Hall became a member of the British Association for the Advancement of Science in 1899 and in 1905 attended the joint meeting of this association with its South African counterpart in South Africa. In Cape Town he delivered a comprehensive review paper on "Recent developments in agricultural science", the full text of which was included in both the British Association's Report of the meeting and in the Adresses and papers... (Vol. 1, pp. 93-114) subsequently published in South Africa. A second (unpublished) paper by him dealt with "Rural education appropriate to colonial life and agriculture in South Africa".

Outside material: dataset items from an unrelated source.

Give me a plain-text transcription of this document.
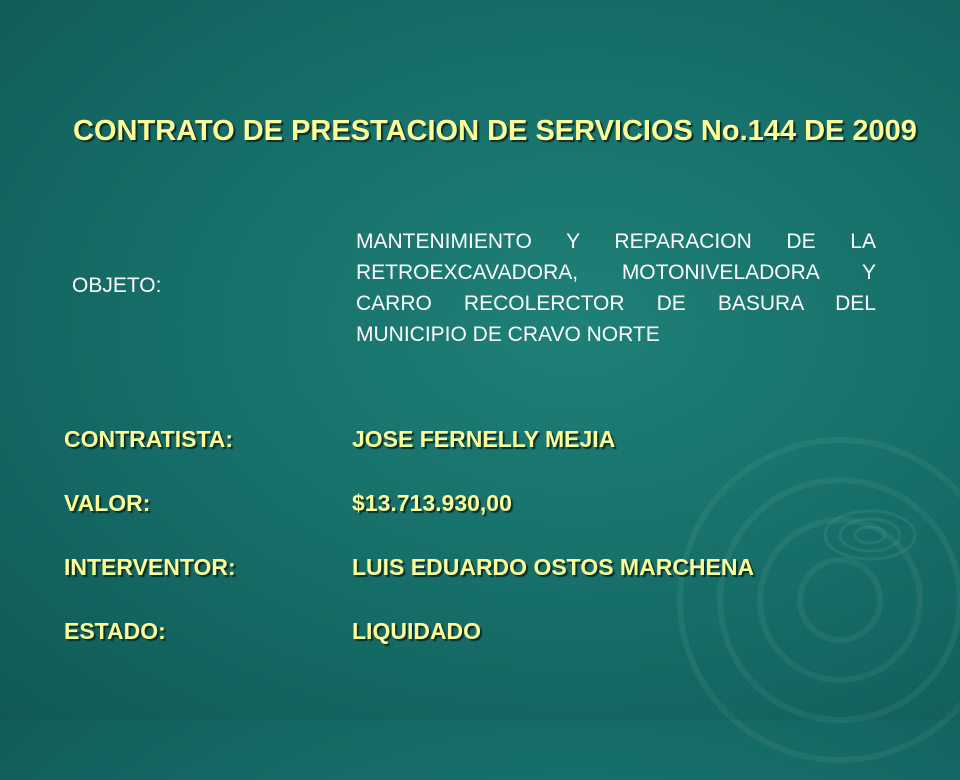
CONTRATO DE PRESTACION DE SERVICIOS No.144 DE 2009

OBJETO:

MANTENIMIENTO Y REPARACION DE LA RETROEXCAVADORA, MOTONIVELADORA Y CARRO RECOLERCTOR DE BASURA DEL MUNICIPIO DE CRAVO NORTE

CONTRATISTA:	JOSE FERNELLY MEJIA
VALOR:	$13.713.930,00
INTERVENTOR:	LUIS EDUARDO OSTOS MARCHENA
ESTADO:	LIQUIDADO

Hall was elected a Fellow of the Royal Society of London in 1909 and was honoured as a Knight Commander of the Order of the Bath (KCB) in 1918. He served as a member (1910-1917) and secretary (1917-1927) of the Development Commission, which did much to stimulate agricultural research in Britain; secretary of the Board of Agriculture (1917-1920); chief scientific adviser to the Ministry of Agriculture (1920-1927); and director of the John Innes Horticultural Institution (1927-1939). He was a very versatile person and among others an authority on early Chinese pottery. Honorary doctoral degrees were conferred upon him by the Universities of Cambridge, Oxford, and Aberdeen.